Je suis clairement gêné. Byron réfléchit un instant avant de me sourire, rassurant. Il part ensuite sans un mot. J'aurais dû m'en douter. Mark devient plus sérieux.
"Axel ? Est-ce que tout va bien ?"
Tout va bien. Encore ces mots.
"Pourquoi ça n'irait pas ?"
Il fronce les sourcils.
"J'ai peut-être pas l'air très mature, ni très intelligent, mais je suis pas complètement stupide pour autant. C'est quoi le problème ?"
"Il n'y a rien, aucun problème."
"Jeudi dernier."
Il s'interrompt un instant alors que je me raidis.
"Jeudi dernier, j'ai vu Jude sortir du lycée. Il avait des bleus au visage. Il n'avait plus ses lunettes non plus. Ses yeux semblaient si tristes. Tu étais avec lui ce jour-là, n'est-ce pas ?"
Est-ce qu'il va m'accuser de l'avoir attaqué ? Non, c'est pas possible.
"..."
"Je t'ai pas croisé après ça. Ton état était encore pire que le sien, est-ce que j'ai tort ?"

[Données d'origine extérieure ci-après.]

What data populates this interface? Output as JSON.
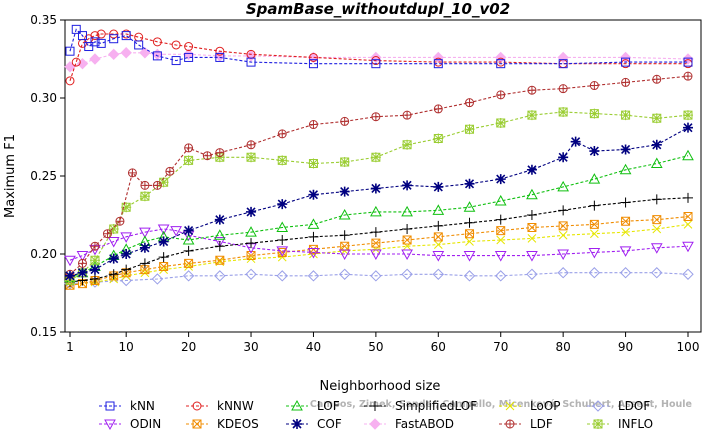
{
  "chart_data": {
    "type": "line",
    "title": "SpamBase_withoutdupl_10_v02",
    "xlabel": "Neighborhood size",
    "ylabel": "Maximum F1",
    "xlim": [
      1,
      100
    ],
    "ylim": [
      0.15,
      0.35
    ],
    "x_ticks": [
      1,
      10,
      20,
      30,
      40,
      50,
      60,
      70,
      80,
      90,
      100
    ],
    "y_ticks": [
      0.15,
      0.2,
      0.25,
      0.3,
      0.35
    ],
    "x_tick_labels": [
      "1",
      "10",
      "20",
      "30",
      "40",
      "50",
      "60",
      "70",
      "80",
      "90",
      "100"
    ],
    "y_tick_labels": [
      "0.15",
      "0.20",
      "0.25",
      "0.30",
      "0.35"
    ],
    "grid": false,
    "legend_position": "bottom",
    "series": [
      {
        "name": "kNN",
        "color": "#1f1fe0",
        "marker": "square",
        "x": [
          1,
          2,
          3,
          4,
          5,
          6,
          8,
          10,
          12,
          15,
          18,
          20,
          25,
          30,
          40,
          50,
          60,
          70,
          80,
          90,
          100
        ],
        "values": [
          0.33,
          0.344,
          0.34,
          0.333,
          0.336,
          0.335,
          0.338,
          0.34,
          0.334,
          0.327,
          0.324,
          0.326,
          0.326,
          0.323,
          0.322,
          0.322,
          0.322,
          0.322,
          0.322,
          0.323,
          0.323
        ]
      },
      {
        "name": "kNNW",
        "color": "#e02020",
        "marker": "circle",
        "x": [
          1,
          2,
          3,
          4,
          5,
          6,
          8,
          10,
          12,
          15,
          18,
          20,
          25,
          30,
          40,
          50,
          60,
          70,
          80,
          90,
          100
        ],
        "values": [
          0.311,
          0.323,
          0.335,
          0.338,
          0.34,
          0.341,
          0.341,
          0.341,
          0.339,
          0.336,
          0.334,
          0.333,
          0.33,
          0.328,
          0.326,
          0.324,
          0.323,
          0.323,
          0.322,
          0.322,
          0.322
        ]
      },
      {
        "name": "LOF",
        "color": "#10c010",
        "marker": "triangle-up",
        "x": [
          1,
          3,
          5,
          8,
          10,
          13,
          16,
          20,
          25,
          30,
          35,
          40,
          45,
          50,
          55,
          60,
          65,
          70,
          75,
          80,
          85,
          90,
          95,
          100
        ],
        "values": [
          0.185,
          0.188,
          0.192,
          0.199,
          0.203,
          0.208,
          0.211,
          0.209,
          0.212,
          0.214,
          0.217,
          0.219,
          0.225,
          0.227,
          0.227,
          0.228,
          0.23,
          0.234,
          0.238,
          0.243,
          0.248,
          0.254,
          0.258,
          0.263
        ]
      },
      {
        "name": "SimplifiedLOF",
        "color": "#000000",
        "marker": "plus",
        "x": [
          1,
          3,
          5,
          8,
          10,
          13,
          16,
          20,
          25,
          30,
          35,
          40,
          45,
          50,
          55,
          60,
          65,
          70,
          75,
          80,
          85,
          90,
          95,
          100
        ],
        "values": [
          0.182,
          0.183,
          0.184,
          0.187,
          0.19,
          0.194,
          0.198,
          0.202,
          0.205,
          0.207,
          0.209,
          0.211,
          0.212,
          0.214,
          0.216,
          0.218,
          0.22,
          0.222,
          0.225,
          0.228,
          0.231,
          0.233,
          0.235,
          0.236
        ]
      },
      {
        "name": "LoOP",
        "color": "#e6e600",
        "marker": "x",
        "x": [
          1,
          3,
          5,
          8,
          10,
          13,
          16,
          20,
          25,
          30,
          35,
          40,
          45,
          50,
          55,
          60,
          65,
          70,
          75,
          80,
          85,
          90,
          95,
          100
        ],
        "values": [
          0.18,
          0.181,
          0.182,
          0.184,
          0.186,
          0.188,
          0.19,
          0.192,
          0.195,
          0.197,
          0.198,
          0.2,
          0.202,
          0.203,
          0.205,
          0.206,
          0.208,
          0.209,
          0.21,
          0.212,
          0.213,
          0.214,
          0.216,
          0.219
        ]
      },
      {
        "name": "LDOF",
        "color": "#9aa0e8",
        "marker": "diamond",
        "x": [
          1,
          5,
          10,
          15,
          20,
          25,
          30,
          35,
          40,
          45,
          50,
          55,
          60,
          65,
          70,
          75,
          80,
          85,
          90,
          95,
          100
        ],
        "values": [
          0.181,
          0.182,
          0.183,
          0.184,
          0.186,
          0.186,
          0.187,
          0.186,
          0.186,
          0.187,
          0.186,
          0.187,
          0.187,
          0.186,
          0.186,
          0.187,
          0.188,
          0.188,
          0.188,
          0.188,
          0.187
        ]
      },
      {
        "name": "ODIN",
        "color": "#a020f0",
        "marker": "triangle-down",
        "x": [
          1,
          3,
          5,
          8,
          10,
          13,
          16,
          18,
          20,
          25,
          30,
          35,
          40,
          45,
          50,
          55,
          60,
          65,
          70,
          75,
          80,
          85,
          90,
          95,
          100
        ],
        "values": [
          0.196,
          0.199,
          0.203,
          0.208,
          0.211,
          0.214,
          0.216,
          0.215,
          0.212,
          0.208,
          0.204,
          0.202,
          0.201,
          0.2,
          0.2,
          0.2,
          0.199,
          0.199,
          0.199,
          0.199,
          0.2,
          0.201,
          0.202,
          0.204,
          0.205
        ]
      },
      {
        "name": "KDEOS",
        "color": "#f08c00",
        "marker": "square-x",
        "x": [
          1,
          3,
          5,
          8,
          10,
          13,
          16,
          20,
          25,
          30,
          35,
          40,
          45,
          50,
          55,
          60,
          65,
          70,
          75,
          80,
          85,
          90,
          95,
          100
        ],
        "values": [
          0.18,
          0.181,
          0.183,
          0.186,
          0.188,
          0.19,
          0.192,
          0.194,
          0.196,
          0.199,
          0.201,
          0.203,
          0.205,
          0.207,
          0.209,
          0.211,
          0.213,
          0.215,
          0.217,
          0.218,
          0.219,
          0.221,
          0.222,
          0.224
        ]
      },
      {
        "name": "COF",
        "color": "#000080",
        "marker": "asterisk",
        "x": [
          1,
          3,
          5,
          8,
          10,
          13,
          16,
          20,
          25,
          30,
          35,
          40,
          45,
          50,
          55,
          60,
          65,
          70,
          75,
          80,
          82,
          85,
          90,
          95,
          100
        ],
        "values": [
          0.186,
          0.188,
          0.19,
          0.197,
          0.2,
          0.204,
          0.208,
          0.215,
          0.222,
          0.227,
          0.232,
          0.238,
          0.24,
          0.242,
          0.244,
          0.243,
          0.245,
          0.248,
          0.254,
          0.262,
          0.272,
          0.266,
          0.267,
          0.27,
          0.281
        ]
      },
      {
        "name": "FastABOD",
        "color": "#f7b0f0",
        "marker": "diamond-filled",
        "x": [
          1,
          3,
          5,
          8,
          10,
          13,
          15,
          20,
          25,
          30,
          40,
          50,
          60,
          70,
          80,
          90,
          100
        ],
        "values": [
          0.32,
          0.322,
          0.325,
          0.328,
          0.329,
          0.329,
          0.328,
          0.328,
          0.327,
          0.327,
          0.326,
          0.326,
          0.326,
          0.326,
          0.326,
          0.326,
          0.325
        ]
      },
      {
        "name": "LDF",
        "color": "#b03030",
        "marker": "circle-plus",
        "x": [
          1,
          3,
          5,
          7,
          9,
          11,
          13,
          15,
          17,
          20,
          23,
          25,
          30,
          35,
          40,
          45,
          50,
          55,
          60,
          65,
          70,
          75,
          80,
          85,
          90,
          95,
          100
        ],
        "values": [
          0.187,
          0.194,
          0.205,
          0.213,
          0.221,
          0.252,
          0.244,
          0.244,
          0.253,
          0.268,
          0.263,
          0.265,
          0.27,
          0.277,
          0.283,
          0.285,
          0.288,
          0.289,
          0.293,
          0.297,
          0.302,
          0.305,
          0.306,
          0.308,
          0.31,
          0.312,
          0.314
        ]
      },
      {
        "name": "INFLO",
        "color": "#9acd32",
        "marker": "star",
        "x": [
          1,
          3,
          5,
          8,
          10,
          13,
          16,
          20,
          25,
          30,
          35,
          40,
          45,
          50,
          55,
          60,
          65,
          70,
          75,
          80,
          85,
          90,
          95,
          100
        ],
        "values": [
          0.183,
          0.188,
          0.196,
          0.216,
          0.23,
          0.237,
          0.246,
          0.26,
          0.262,
          0.262,
          0.26,
          0.258,
          0.259,
          0.262,
          0.27,
          0.274,
          0.28,
          0.284,
          0.289,
          0.291,
          0.29,
          0.289,
          0.287,
          0.289
        ]
      }
    ],
    "watermark": "Campos, Zimek, Sander, Campello, Micenková, Schubert, Assent, Houle"
  }
}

Je baisse les yeux. A vrai dire, je n'en ai aucune idée. Même dans les jours qui ont suivi, je n'avais pas conscience de mon état. Devant mon manque de réponse, Mark recommence à parler.
"Est-ce que vous vous êtes battus ? Pourquoi ? Qu'est-ce qui s'est passé ? Vous étiez amis Axel ! Qu'est-ce qui vous est arrivé ?"

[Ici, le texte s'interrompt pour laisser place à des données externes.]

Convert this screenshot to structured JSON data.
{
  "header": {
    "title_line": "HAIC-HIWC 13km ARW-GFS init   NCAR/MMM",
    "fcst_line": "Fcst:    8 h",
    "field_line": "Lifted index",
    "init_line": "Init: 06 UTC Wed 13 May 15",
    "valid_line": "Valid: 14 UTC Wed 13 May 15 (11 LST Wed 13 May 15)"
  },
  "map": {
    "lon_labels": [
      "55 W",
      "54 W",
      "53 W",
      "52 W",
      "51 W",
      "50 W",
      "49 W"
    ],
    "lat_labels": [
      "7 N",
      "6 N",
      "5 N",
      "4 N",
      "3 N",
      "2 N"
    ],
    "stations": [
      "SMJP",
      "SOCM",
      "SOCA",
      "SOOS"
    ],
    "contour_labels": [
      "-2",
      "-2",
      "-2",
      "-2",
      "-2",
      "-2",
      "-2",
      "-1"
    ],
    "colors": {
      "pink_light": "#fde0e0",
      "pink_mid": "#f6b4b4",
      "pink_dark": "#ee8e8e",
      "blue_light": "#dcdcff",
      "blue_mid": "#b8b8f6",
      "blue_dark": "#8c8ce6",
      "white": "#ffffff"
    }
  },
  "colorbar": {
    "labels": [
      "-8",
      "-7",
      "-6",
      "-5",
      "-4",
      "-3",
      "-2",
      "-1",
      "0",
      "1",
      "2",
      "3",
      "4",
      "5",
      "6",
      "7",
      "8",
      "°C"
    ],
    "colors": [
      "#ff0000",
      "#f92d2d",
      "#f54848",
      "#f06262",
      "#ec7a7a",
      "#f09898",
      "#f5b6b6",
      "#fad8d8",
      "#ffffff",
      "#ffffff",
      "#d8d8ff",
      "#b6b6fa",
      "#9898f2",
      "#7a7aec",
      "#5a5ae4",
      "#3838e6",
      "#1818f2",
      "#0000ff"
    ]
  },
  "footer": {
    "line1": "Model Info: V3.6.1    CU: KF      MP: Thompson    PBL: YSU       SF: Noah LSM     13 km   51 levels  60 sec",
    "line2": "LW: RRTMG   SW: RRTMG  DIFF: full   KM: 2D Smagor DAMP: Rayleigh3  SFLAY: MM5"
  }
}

"J'en sais rien… J'en sais vraiment rien…"
Ses mots me ramènent à la réalité plus durement que je ne l'aurais cru. Je relève la tête et croise son regard. Il vacille entre l'inquiétude, la peur, la tristesse et… la colère. J'ai juste envie de partir, loin. Loin de son regard déçu. Loin de tous ceux que j'ai déçu. Je veux juste partir loin de mes amis.
"Désolé Mark"
Sur ces mots, je franchis la porte. En sortant, je croise Nathan et Kevin. Evidemment. J'accélère le pas. Je ne veux plus les voir.
Je rejoins Byron aussi vite que je peux. En me voyant arriver, il n'a pas l'air inquiet. Il m'agrippe tout simplement par le bras, me rapproche de lui et passe son bras sur mon épaule. Alors je me mets à discuter avec les autres, avec ces inconnus que je ne décevrais jamais. Étrangement, j'aime cette sensation, sans doutes plus qu'il ne le faudrait.